The fact that Inslee is even considering moving forward with his fuel mandate has set various advocacy groups (including “green” organizations) and Republicans in an uproar. Washington Safe Routes to School, a lefty advocacy group, is asking its supporters to demand Inslee not implement his extreme green agenda at the “cost of children’s health and safety.” The organization’s recent email reads,
“A few days ago, Washingtonians celebrated a historic commitment to investing in safe streets, new sidewalks, and bike pathways for school kids and communities…
“Now, we’re learning that these investments could be wiped away. The transportation package included a “poison pill” amendment that would eliminate nearly $2 billion in funding for transit, bicycling and walking if the Inslee administration enacts a low carbon fuel standard. Governor Inslee is considering doing so in spite of the fact this action would mean all Safe Routes to School, bicycling, and walking funding would instead go to roads…”

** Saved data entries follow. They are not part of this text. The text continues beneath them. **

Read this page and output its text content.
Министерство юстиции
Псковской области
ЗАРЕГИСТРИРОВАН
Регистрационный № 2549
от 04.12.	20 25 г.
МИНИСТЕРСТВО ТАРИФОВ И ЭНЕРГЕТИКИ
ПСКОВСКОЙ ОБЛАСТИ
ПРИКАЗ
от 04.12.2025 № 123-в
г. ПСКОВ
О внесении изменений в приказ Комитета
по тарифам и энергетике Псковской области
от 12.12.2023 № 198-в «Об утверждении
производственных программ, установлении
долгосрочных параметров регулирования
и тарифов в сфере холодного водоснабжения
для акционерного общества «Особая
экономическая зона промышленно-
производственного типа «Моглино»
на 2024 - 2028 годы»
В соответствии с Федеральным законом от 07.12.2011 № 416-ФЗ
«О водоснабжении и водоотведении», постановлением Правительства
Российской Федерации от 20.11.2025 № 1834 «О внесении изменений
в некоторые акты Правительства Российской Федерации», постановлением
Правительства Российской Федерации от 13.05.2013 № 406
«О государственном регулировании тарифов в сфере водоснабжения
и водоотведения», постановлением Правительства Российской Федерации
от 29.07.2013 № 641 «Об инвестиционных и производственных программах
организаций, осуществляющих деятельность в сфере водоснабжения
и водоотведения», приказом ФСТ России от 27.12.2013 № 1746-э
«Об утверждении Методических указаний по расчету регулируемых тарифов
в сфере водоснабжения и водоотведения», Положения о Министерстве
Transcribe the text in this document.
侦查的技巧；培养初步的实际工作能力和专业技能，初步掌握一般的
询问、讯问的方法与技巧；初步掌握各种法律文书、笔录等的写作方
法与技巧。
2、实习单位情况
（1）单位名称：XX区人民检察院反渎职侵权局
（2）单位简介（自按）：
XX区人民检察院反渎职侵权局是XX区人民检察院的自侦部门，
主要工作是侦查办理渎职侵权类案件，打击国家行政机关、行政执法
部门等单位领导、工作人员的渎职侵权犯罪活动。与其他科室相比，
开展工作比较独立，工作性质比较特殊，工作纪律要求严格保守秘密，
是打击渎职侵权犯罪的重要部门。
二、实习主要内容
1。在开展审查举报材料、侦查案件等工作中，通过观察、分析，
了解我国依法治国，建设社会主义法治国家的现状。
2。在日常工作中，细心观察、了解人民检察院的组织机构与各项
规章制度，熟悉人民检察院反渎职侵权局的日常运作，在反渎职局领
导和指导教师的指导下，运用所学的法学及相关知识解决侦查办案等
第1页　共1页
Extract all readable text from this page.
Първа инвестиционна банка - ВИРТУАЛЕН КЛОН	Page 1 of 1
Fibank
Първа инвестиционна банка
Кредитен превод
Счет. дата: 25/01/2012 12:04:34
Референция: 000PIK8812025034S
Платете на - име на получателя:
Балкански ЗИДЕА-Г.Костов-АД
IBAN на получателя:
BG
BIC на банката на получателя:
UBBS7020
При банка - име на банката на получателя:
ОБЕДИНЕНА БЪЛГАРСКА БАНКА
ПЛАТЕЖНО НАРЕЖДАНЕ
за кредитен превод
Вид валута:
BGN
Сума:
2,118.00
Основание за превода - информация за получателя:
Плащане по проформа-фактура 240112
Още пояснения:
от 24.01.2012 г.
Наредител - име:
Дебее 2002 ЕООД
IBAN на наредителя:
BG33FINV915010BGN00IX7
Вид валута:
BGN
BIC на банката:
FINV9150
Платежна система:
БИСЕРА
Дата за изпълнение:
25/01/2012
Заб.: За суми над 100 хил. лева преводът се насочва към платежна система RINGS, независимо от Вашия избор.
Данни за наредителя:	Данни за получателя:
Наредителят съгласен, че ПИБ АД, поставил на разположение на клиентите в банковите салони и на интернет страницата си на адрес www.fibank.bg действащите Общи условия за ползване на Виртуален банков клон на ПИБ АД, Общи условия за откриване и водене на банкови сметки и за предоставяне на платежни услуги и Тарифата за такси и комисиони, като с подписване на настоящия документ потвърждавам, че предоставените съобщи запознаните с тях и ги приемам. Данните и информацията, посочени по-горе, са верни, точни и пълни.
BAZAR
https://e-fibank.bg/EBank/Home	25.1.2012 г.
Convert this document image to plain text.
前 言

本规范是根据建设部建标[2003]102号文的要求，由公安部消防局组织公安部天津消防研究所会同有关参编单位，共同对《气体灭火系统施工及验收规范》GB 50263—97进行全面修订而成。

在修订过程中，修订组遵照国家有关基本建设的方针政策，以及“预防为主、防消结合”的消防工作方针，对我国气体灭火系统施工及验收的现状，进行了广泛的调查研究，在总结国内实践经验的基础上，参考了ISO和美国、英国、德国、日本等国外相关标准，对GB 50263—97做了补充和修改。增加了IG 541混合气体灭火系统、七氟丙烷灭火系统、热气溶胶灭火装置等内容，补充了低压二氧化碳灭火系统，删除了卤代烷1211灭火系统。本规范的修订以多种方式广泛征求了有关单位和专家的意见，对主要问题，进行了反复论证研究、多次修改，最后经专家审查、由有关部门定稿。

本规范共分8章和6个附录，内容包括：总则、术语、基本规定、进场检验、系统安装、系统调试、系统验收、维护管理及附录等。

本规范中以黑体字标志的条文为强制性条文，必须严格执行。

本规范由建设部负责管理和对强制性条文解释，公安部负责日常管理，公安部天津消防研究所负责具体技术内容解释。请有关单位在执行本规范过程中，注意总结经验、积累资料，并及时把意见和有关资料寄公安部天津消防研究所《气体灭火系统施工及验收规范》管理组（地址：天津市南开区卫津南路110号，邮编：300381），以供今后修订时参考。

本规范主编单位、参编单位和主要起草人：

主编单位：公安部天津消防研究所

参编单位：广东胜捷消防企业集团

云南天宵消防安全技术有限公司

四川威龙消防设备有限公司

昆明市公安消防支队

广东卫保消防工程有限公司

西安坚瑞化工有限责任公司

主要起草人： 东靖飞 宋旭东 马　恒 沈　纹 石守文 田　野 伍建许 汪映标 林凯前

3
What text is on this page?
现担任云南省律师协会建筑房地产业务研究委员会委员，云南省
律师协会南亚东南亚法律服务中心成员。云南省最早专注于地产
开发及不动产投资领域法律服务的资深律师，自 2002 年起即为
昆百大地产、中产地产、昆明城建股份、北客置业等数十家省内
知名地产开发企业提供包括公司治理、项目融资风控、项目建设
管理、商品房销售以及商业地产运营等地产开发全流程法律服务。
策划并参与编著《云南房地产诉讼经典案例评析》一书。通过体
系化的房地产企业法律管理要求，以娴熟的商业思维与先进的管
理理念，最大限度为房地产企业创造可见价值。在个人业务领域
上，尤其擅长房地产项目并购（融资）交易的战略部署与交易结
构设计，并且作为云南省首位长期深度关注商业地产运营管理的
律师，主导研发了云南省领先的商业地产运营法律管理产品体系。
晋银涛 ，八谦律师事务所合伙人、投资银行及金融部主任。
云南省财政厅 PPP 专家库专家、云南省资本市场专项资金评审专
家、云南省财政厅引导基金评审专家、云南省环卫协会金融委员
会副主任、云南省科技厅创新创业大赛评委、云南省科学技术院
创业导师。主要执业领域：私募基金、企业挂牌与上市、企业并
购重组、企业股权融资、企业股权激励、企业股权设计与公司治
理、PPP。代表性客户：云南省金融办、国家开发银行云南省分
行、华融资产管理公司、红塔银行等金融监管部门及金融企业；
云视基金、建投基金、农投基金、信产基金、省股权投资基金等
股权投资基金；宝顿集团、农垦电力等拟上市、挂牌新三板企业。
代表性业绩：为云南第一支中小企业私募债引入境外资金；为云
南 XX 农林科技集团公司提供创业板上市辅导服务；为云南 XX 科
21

Washington Safe Routes to School is not alone in demanding Inslee back off. The far-left Cascade Bicycle Club has also send out an action alert to its supporters urging them to apply pressure on Inslee to not move forward with his executive order plans. And, the far left transit advocacy group Transportation Choices Coalition is urging Inslee to “hit the pause button” before triggering the consumer protection provision clause.
The Association of Washington Business is also doing its part to urge Inslee to stop. The AWB has warned that “businesses in Washington had a tough enough time coming to terms” with the gas tax included in the transportation package. Further burdening businesses with the much larger gas tax promised by a fuel mandate would “put Washington at a real competitive disadvantage with other states.”
So, why is Inslee taking on all the political risk for the sake of his fuel mandate (a fuel mandate that is worthless in very sense of the word)? Well, it appears that Inslee believes there is a gamble to be made. If Inslee implements a fuel mandate, he would pull $2 billion in funding for transit and pedestrian projects. That is a given.
Inslee, however, is banking on the public/his far left supporters blaming Republicans for the loss of funding for the projects. And, he appears to believe that, under pressure, Republicans will evidently agree to re-fund the projects during the next legislative session. That is, as even Democrat State Rep. Joe Fitzgibbon admits, quite the risky gamble to make. Fitzgibbon stated that restoring funding would be a hard fought battle.
Indeed, the entire strategy banks on the blame actually falling on Republicans. Considering the re-action our green governor has already received from even those on the left, it isn’t likely to play out the way Inslee may believe.
Inslee claims to not have decided whether or not he would swallow the “poison pill’ when he signed the transportation package into law last week. But, the reality is that right when he signed the bill, he swallowed the pill.
Inslee signed the bill knowing what it contained. At one point he said, “I will sign the bill even with this provision because of the jobs, safety improvements and traffic relief that the investments would provide.”
A recent editorial pointed out that Republicans “had to swallow hard accepting an 11.9-cent-per-gallon gas tax increase that will fund construction.” Now it’s time for Inslee to swallow hard and accept the transportation package and everything that comes with it.
Inslee has everything to lose in this scenario. That’s “should accept the deal he wrung from Republicans. After all, as the Spokesman-Review put it, “not many will care fewer bicyclists will be sharing the road if the governor goes for the new fuel standards.”